Hopefully, what it can do, it does well. But, to avoid disappointment for those who may download the program and expect more of it than it is able to do, it may help to make clear what it's limitations are.
What Text Echo is not
It is not a word processor. You can't add images, or tables to your documents for instance, or customise the layout of the text on the page.
You can change the text colour and size, and what it can do, it does in a reasonably intuitive way. But if you do any advanced word processing you will soon exhaust its capabilities.
It can't read Word documents (.doc files).
However it can read documents if saved as rich text (.rtf files). Also you can save your documents from Text Echo as rich text, and open them in other programs.
It has limited support for unicode at present.
Unicode is the character set used for displaying most of the special characters and languages nowadays. A program that can handle unicode can display any character in almost any of the world's languages (with more added as time goes on) and almost any kind of special symbol for maths, music etc.
Text Echo can open and save rich text with unicode characters in it, and you can copy / paste a unicode character from another program or document into TFE, provided the current font has glyphs for a suitable part of the range of Unicode characters.
You can also use the shortcut keys in TFE to insert particular unicode characters.
You can also see the clipboard text in unicode.

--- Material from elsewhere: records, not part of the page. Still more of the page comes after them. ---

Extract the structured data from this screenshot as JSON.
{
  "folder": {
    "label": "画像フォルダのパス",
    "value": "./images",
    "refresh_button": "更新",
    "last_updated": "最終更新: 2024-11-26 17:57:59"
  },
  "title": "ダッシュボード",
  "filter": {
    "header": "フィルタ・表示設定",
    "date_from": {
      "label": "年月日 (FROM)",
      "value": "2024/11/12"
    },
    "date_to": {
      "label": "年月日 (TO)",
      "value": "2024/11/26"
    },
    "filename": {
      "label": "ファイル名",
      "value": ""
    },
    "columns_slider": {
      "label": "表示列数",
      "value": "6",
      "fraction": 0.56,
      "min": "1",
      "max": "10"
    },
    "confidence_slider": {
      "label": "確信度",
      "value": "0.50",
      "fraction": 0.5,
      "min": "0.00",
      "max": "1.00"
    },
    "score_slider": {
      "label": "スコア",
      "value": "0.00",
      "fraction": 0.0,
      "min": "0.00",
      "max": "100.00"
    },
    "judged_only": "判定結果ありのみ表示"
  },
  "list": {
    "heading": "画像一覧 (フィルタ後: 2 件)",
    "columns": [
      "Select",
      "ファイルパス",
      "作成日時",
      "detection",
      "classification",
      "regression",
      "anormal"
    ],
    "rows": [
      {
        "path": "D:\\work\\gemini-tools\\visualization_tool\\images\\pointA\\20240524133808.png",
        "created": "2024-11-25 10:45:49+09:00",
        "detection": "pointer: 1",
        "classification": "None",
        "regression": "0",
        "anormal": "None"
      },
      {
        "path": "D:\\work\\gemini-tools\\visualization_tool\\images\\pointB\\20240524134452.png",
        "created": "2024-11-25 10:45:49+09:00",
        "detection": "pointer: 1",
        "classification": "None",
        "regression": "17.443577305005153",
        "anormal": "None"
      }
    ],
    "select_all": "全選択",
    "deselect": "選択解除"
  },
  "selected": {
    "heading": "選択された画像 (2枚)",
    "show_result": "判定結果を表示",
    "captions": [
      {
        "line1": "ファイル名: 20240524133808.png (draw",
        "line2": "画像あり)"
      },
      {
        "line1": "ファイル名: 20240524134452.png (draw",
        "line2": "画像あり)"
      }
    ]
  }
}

But TFE can't echo web pages as unicode.
It also can't currently accept unicode characters for file names
Also you can't use unicode characters for the Search and replace options, or for the spell checker (because it is a non unicode build - the Aspell spell checker itself is able to handle unicode).
This does have the advantage that TFE can run on older operating systems such as Windows 95/98 which don't have unicode support built in.
My "to do" list for TFE includes the idea to do a complete unicode build - as an alternative download - which would be able to run on Win 2K and XP and later operating systems, and would be able to do those things - but that won't be for some time if I do it.